Usiadła na sofie by założyć w końcu pantofle. Powinna iść do pokoju się przebrać, ale nie pozwalały jej na to wydarzenia. Musiała przyznać, że faktycznie czuła się lekko niepoczytalna. I może gdyby Hunt ją aresztował zapobiegłby jakiemuś nieszczęściu.
Wzięła od Virgila pistolet.
- Jak to jest strzelać do kogoś? – odwróciła lufę w jego stronę – Za lekką obrazę? – uśmiechnęła się – Co zatem powinno zrobić się za dużą?
Lufa opierała się pierś Virgila a Olimpia cały czas się uśmiechała. Ale nie patrzyła baronetowi w oczy.
-Ech, niestety ja na pewno nie powiem ci jak to działa. – oddała mu pistolet.
- Część z państwa zna już moją opinię i mogę ją teraz chyba powtórzyć. Jestem przekonana, że elfy istnieją i zamierzam dostać się do ich świata. Nawet jeśli oznaczałoby to konieczność czytania po walijsku. –spojrzała na Sharpe’a – No i szczęśliwie jestem w posiadaniu jednego z elfich artefaktów.

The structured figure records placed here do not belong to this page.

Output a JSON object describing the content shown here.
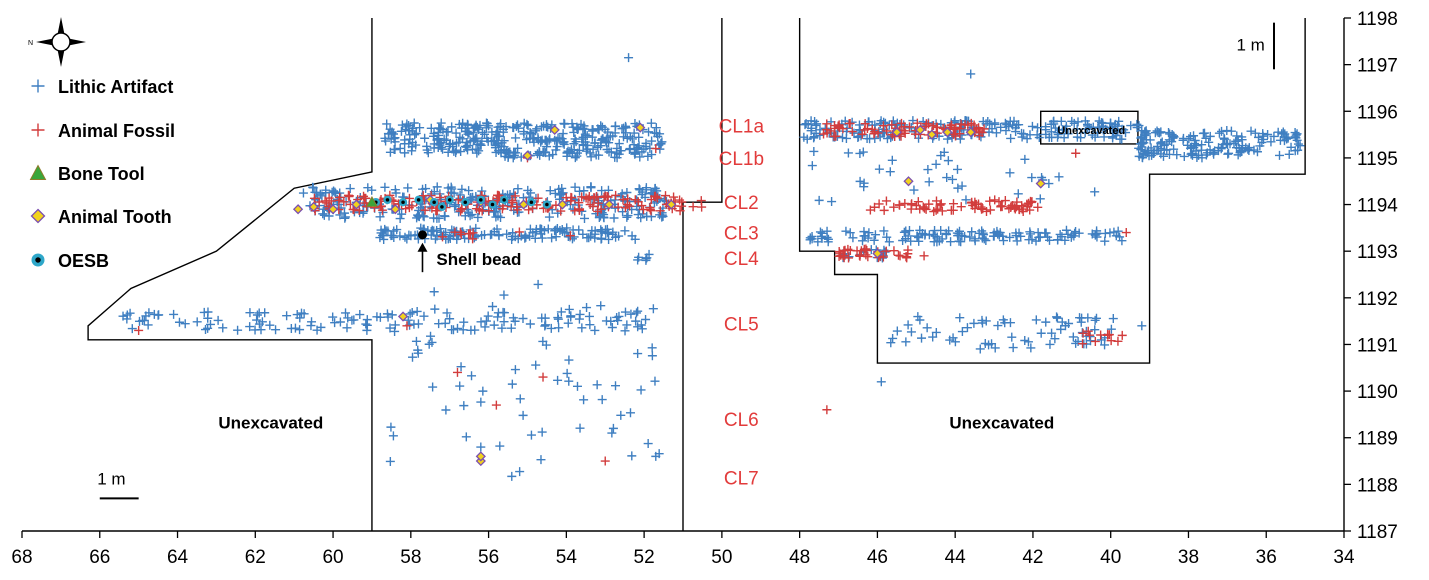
{
  "chart_data": {
    "type": "scatter",
    "title": "",
    "xlabel": "",
    "ylabel": "",
    "xlim": [
      68,
      34
    ],
    "ylim": [
      1187,
      1198
    ],
    "x_ticks": [
      "68",
      "66",
      "64",
      "62",
      "60",
      "58",
      "56",
      "54",
      "52",
      "50",
      "48",
      "46",
      "44",
      "42",
      "40",
      "38",
      "36",
      "34"
    ],
    "y_ticks": [
      "1187",
      "1188",
      "1189",
      "1190",
      "1191",
      "1192",
      "1193",
      "1194",
      "1195",
      "1196",
      "1197",
      "1198"
    ],
    "legend": {
      "placement": "top-left",
      "entries": [
        {
          "label": "Lithic Artifact",
          "marker": "plus",
          "color": "#3f7fc1"
        },
        {
          "label": "Animal Fossil",
          "marker": "plus",
          "color": "#d23c3c"
        },
        {
          "label": "Bone Tool",
          "marker": "triangle",
          "color": "#3aa63a"
        },
        {
          "label": "Animal Tooth",
          "marker": "diamond",
          "color": "#f1d21d"
        },
        {
          "label": "OESB",
          "marker": "circle",
          "color": "#2ea7c9"
        }
      ]
    },
    "layer_labels": [
      {
        "label": "CL1a",
        "x": 49.5,
        "y": 1195.7
      },
      {
        "label": "CL1b",
        "x": 49.5,
        "y": 1195.0
      },
      {
        "label": "CL2",
        "x": 49.5,
        "y": 1194.05
      },
      {
        "label": "CL3",
        "x": 49.5,
        "y": 1193.4
      },
      {
        "label": "CL4",
        "x": 49.5,
        "y": 1192.85
      },
      {
        "label": "CL5",
        "x": 49.5,
        "y": 1191.45
      },
      {
        "label": "CL6",
        "x": 49.5,
        "y": 1189.4
      },
      {
        "label": "CL7",
        "x": 49.5,
        "y": 1188.15
      }
    ],
    "annotations": [
      {
        "text": "Shell bead",
        "x": 57.6,
        "y": 1192.7
      },
      {
        "text": "Unexcavated",
        "x": 61.6,
        "y": 1189.2
      },
      {
        "text": "Unexcavated",
        "x": 42.8,
        "y": 1189.2
      },
      {
        "text": "Unexcavated",
        "x": 40.5,
        "y": 1195.6
      },
      {
        "text": "1 m",
        "x": 65.7,
        "y": 1188.0
      },
      {
        "text": "1 m",
        "x": 36.4,
        "y": 1197.3
      }
    ],
    "excavation_boundaries": [
      [
        [
          59,
          1198
        ],
        [
          59,
          1194.7
        ],
        [
          61.0,
          1194.35
        ],
        [
          63.0,
          1193.0
        ],
        [
          65.2,
          1192.2
        ],
        [
          66.3,
          1191.4
        ],
        [
          66.3,
          1191.1
        ],
        [
          59,
          1191.1
        ],
        [
          59,
          1187
        ]
      ],
      [
        [
          50,
          1198
        ],
        [
          50,
          1194.05
        ],
        [
          51,
          1194.05
        ],
        [
          51,
          1187
        ]
      ],
      [
        [
          48,
          1198
        ],
        [
          48,
          1193.0
        ],
        [
          47.1,
          1193.0
        ],
        [
          47.1,
          1192.5
        ],
        [
          46.0,
          1192.5
        ],
        [
          46.0,
          1190.6
        ],
        [
          39,
          1190.6
        ],
        [
          39,
          1194.65
        ],
        [
          35,
          1194.65
        ],
        [
          35,
          1198
        ]
      ]
    ],
    "unexcavated_box": [
      [
        41.8,
        1195.3
      ],
      [
        41.8,
        1196.0
      ],
      [
        39.3,
        1196.0
      ],
      [
        39.3,
        1195.3
      ]
    ],
    "scale_bars": [
      {
        "from": [
          66.0,
          1187.7
        ],
        "to": [
          65.0,
          1187.7
        ]
      },
      {
        "from": [
          35.8,
          1196.9
        ],
        "to": [
          35.8,
          1197.9
        ]
      }
    ],
    "shell_bead_point": {
      "x": 57.7,
      "y": 1193.35
    },
    "series": [
      {
        "name": "Lithic Artifact",
        "clusters": [
          {
            "x": [
              58.7,
              51.5
            ],
            "y": [
              1195.1,
              1195.75
            ],
            "n": 320,
            "slope": 0.09
          },
          {
            "x": [
              55.8,
              51.8
            ],
            "y": [
              1195.0,
              1195.15
            ],
            "n": 40,
            "slope": 0
          },
          {
            "x": [
              60.8,
              51.4
            ],
            "y": [
              1193.7,
              1194.4
            ],
            "n": 280,
            "slope": 0.05
          },
          {
            "x": [
              58.8,
              52.2
            ],
            "y": [
              1193.25,
              1193.5
            ],
            "n": 140,
            "slope": 0
          },
          {
            "x": [
              52.2,
              51.6
            ],
            "y": [
              1192.8,
              1192.95
            ],
            "n": 6,
            "slope": 0
          },
          {
            "x": [
              65.7,
              51.8
            ],
            "y": [
              1191.3,
              1191.7
            ],
            "n": 130,
            "slope": 0
          },
          {
            "x": [
              58.6,
              51.6
            ],
            "y": [
              1188.1,
              1192.3
            ],
            "n": 75,
            "slope": 0
          },
          {
            "x": [
              48.0,
              39.2
            ],
            "y": [
              1195.4,
              1195.8
            ],
            "n": 220,
            "slope": 0
          },
          {
            "x": [
              39.3,
              35.1
            ],
            "y": [
              1195.0,
              1195.6
            ],
            "n": 160,
            "slope": 0
          },
          {
            "x": [
              47.5,
              39.8
            ],
            "y": [
              1194.0,
              1194.6
            ],
            "n": 20,
            "slope": 0
          },
          {
            "x": [
              47.9,
              39.6
            ],
            "y": [
              1193.2,
              1193.45
            ],
            "n": 130,
            "slope": 0
          },
          {
            "x": [
              47.0,
              45.8
            ],
            "y": [
              1192.85,
              1193.05
            ],
            "n": 16,
            "slope": 0
          },
          {
            "x": [
              45.8,
              39.6
            ],
            "y": [
              1190.9,
              1191.6
            ],
            "n": 70,
            "slope": 0
          },
          {
            "x": [
              48.0,
              42.0
            ],
            "y": [
              1194.6,
              1195.2
            ],
            "n": 16,
            "slope": 0
          }
        ],
        "points": [
          [
            52.4,
            1197.15
          ],
          [
            43.6,
            1196.8
          ],
          [
            45.9,
            1190.2
          ],
          [
            39.2,
            1191.4
          ],
          [
            51.7,
            1188.6
          ],
          [
            56.2,
            1188.8
          ]
        ]
      },
      {
        "name": "Animal Fossil",
        "clusters": [
          {
            "x": [
              60.5,
              50.5
            ],
            "y": [
              1193.85,
              1194.2
            ],
            "n": 170,
            "slope": 0.02
          },
          {
            "x": [
              47.4,
              43.2
            ],
            "y": [
              1195.45,
              1195.75
            ],
            "n": 80,
            "slope": 0
          },
          {
            "x": [
              46.3,
              41.8
            ],
            "y": [
              1193.85,
              1194.1
            ],
            "n": 70,
            "slope": 0
          },
          {
            "x": [
              47.0,
              45.2
            ],
            "y": [
              1192.85,
              1193.05
            ],
            "n": 35,
            "slope": 0
          },
          {
            "x": [
              58.2,
              53.8
            ],
            "y": [
              1193.25,
              1193.45
            ],
            "n": 10,
            "slope": 0
          },
          {
            "x": [
              40.8,
              39.7
            ],
            "y": [
              1191.0,
              1191.3
            ],
            "n": 12,
            "slope": 0
          }
        ],
        "points": [
          [
            65.0,
            1191.3
          ],
          [
            53.0,
            1188.5
          ],
          [
            55.8,
            1189.7
          ],
          [
            51.7,
            1195.2
          ],
          [
            47.3,
            1189.6
          ],
          [
            56.8,
            1190.4
          ],
          [
            54.6,
            1190.3
          ],
          [
            58.1,
            1191.4
          ],
          [
            44.8,
            1192.9
          ],
          [
            40.9,
            1195.1
          ],
          [
            39.6,
            1193.4
          ],
          [
            55.0,
            1195.0
          ]
        ]
      },
      {
        "name": "Bone Tool",
        "points": [
          [
            59.0,
            1194.05
          ]
        ]
      },
      {
        "name": "Animal Tooth",
        "points": [
          [
            60.9,
            1193.9
          ],
          [
            60.5,
            1193.95
          ],
          [
            60.0,
            1193.9
          ],
          [
            59.4,
            1194.0
          ],
          [
            58.4,
            1193.9
          ],
          [
            57.5,
            1194.1
          ],
          [
            56.2,
            1194.05
          ],
          [
            55.1,
            1194.0
          ],
          [
            54.1,
            1194.0
          ],
          [
            52.9,
            1194.0
          ],
          [
            51.3,
            1194.0
          ],
          [
            55.0,
            1195.05
          ],
          [
            54.3,
            1195.6
          ],
          [
            52.1,
            1195.65
          ],
          [
            56.2,
            1188.5
          ],
          [
            56.2,
            1188.6
          ],
          [
            45.2,
            1194.5
          ],
          [
            41.8,
            1194.45
          ],
          [
            44.6,
            1195.5
          ],
          [
            44.2,
            1195.55
          ],
          [
            43.6,
            1195.55
          ],
          [
            46.0,
            1192.95
          ],
          [
            58.2,
            1191.6
          ],
          [
            45.5,
            1195.55
          ],
          [
            44.9,
            1195.6
          ]
        ]
      },
      {
        "name": "OESB",
        "points": [
          [
            58.9,
            1194.05
          ],
          [
            58.6,
            1194.1
          ],
          [
            58.2,
            1194.05
          ],
          [
            57.8,
            1194.1
          ],
          [
            57.4,
            1194.05
          ],
          [
            57.0,
            1194.1
          ],
          [
            56.6,
            1194.05
          ],
          [
            56.2,
            1194.1
          ],
          [
            55.6,
            1194.1
          ],
          [
            54.9,
            1194.05
          ],
          [
            54.5,
            1194.0
          ],
          [
            57.2,
            1193.95
          ],
          [
            55.9,
            1194.0
          ]
        ]
      }
    ]
  }
}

Dagerotyp nadal trzymał baron Somerset. A Olimpia nie przestawała mówić.
- Czyli nauczyłby pan nas jakiegoś prostego rytuału, doktorze? To znaczy przeczytał nam go? Zaraz? - Ujęła w dłonie rękę Sharpe’a, chcąc usadzić go na sofie. Teraz skupiona była już tylko na elfach.
- To może ja przyniosę tę księgę? Jest w bibliotece?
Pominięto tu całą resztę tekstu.